Unseen Audrey Hepburn letters up for auction
- Published
A series of never-before-seen letters written by Audrey Hepburn will be auctioned later this month.
The 10 letters were penned between 1951 and 1960 to her mentor and lifelong friend Sir Felix Aylmer.
They reveal details of a dramatic decade of the screen siren's life as she rose from an unknown ballerina to Hollywood fame.
In them she mentions her broken-off engagement, marriage, miscarriages and the birth of her first child.
The letters are estimated to sell for up to £4,000.
In one of the letters, dated 1951, a then 22-year-old Hepburn, wrote: "Would you believe it. I'm in Monte Carlo working on a French picture. The place is heavenly and this is the best thing that's ever happened to me."
The actress was referring to filming Monte Carlo Baby, one of her very first movies.
A year later she wrote that "with a heavy heart" she had broken off her engagement to socialite James Hanson.
"It is all very unhappy-making," she said. "I fear I thought it possible to make our combined lives and careers work out."

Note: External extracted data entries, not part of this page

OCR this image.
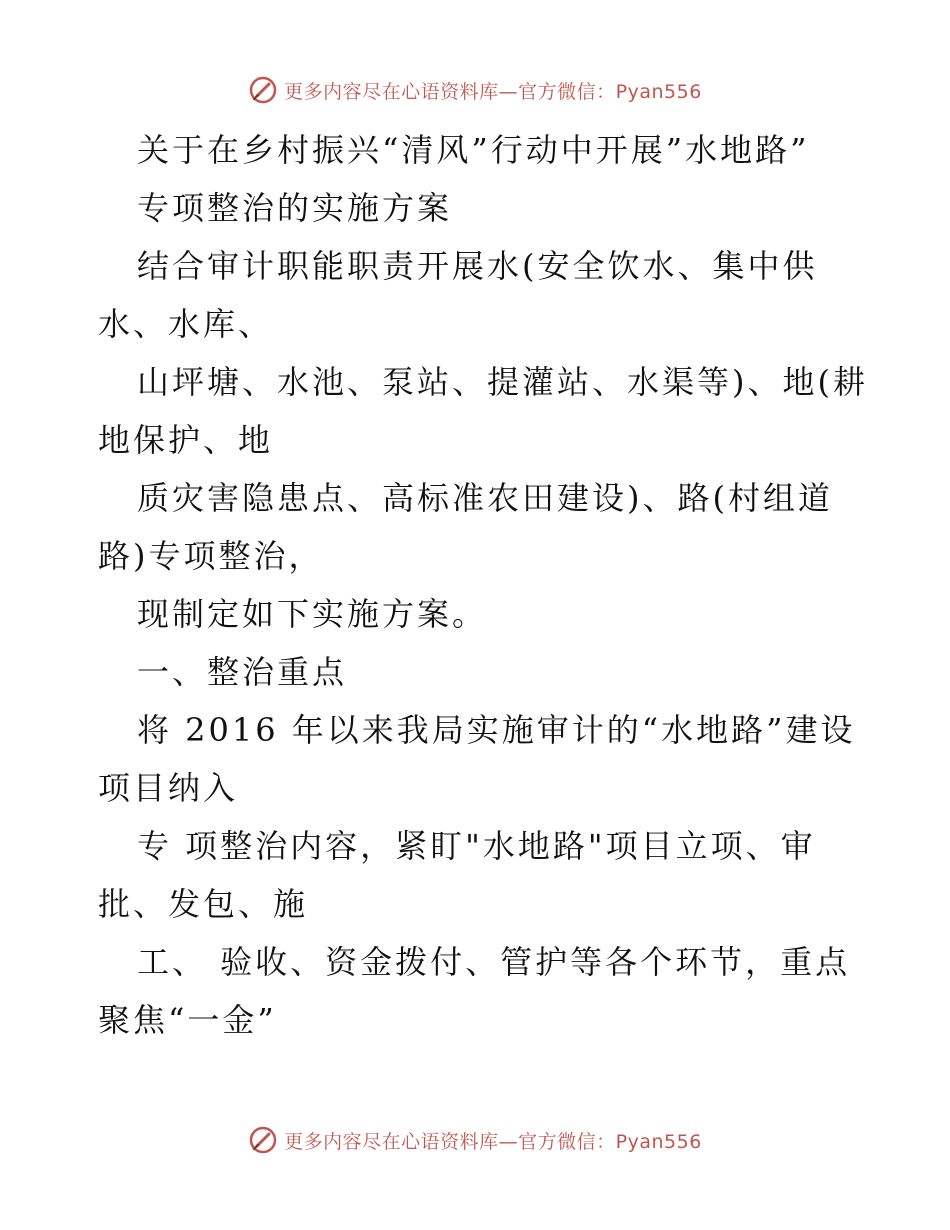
更多内容尽在心语资料库—官方微信：Pyan556
关于在乡村振兴“清风”行动中开展”水地路”
专项整治的实施方案
结合审计职能职责开展水(安全饮水、集中供
水、水库、
山坪塘、水池、泵站、提灌站、水渠等)、地(耕
地保护、地
质灾害隐患点、高标准农田建设)、路(村组道
路)专项整治，
现制定如下实施方案。
一、整治重点
将 2016 年以来我局实施审计的“水地路”建设
项目纳入
专 项整治内容，紧盯"水地路"项目立项、审
批、发包、施
工、 验收、资金拨付、管护等各个环节，重点
聚焦“一金”
更多内容尽在心语资料库—官方微信：Pyan556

This was followed by joy at finding her future husband, actor Mel Ferrer, whom she married in private in 1954.
"We want to keep [the wedding] a dark secret in order to have it without the 'press'," she confided a few weeks before the ceremony, which was to be held "in a tiny chapel with a wedding breakfast after".
Hepburn and Ferrer went on to become co-stars in War and Peace (1956) after they were married.
Following two miscarriages the final letter in the collection ends on a celebratory note as the actress celebrated the birth of her first child, Sean Ferrer.
"Sean is truly a dream. I find it hard to believe he is really ours to keep. I long to show him to you. We all three send our love and kisses, Audrey," she wrote.
The letters will go on sale at the Bonhams Entertainment Memorabilia sale in London on 29 June.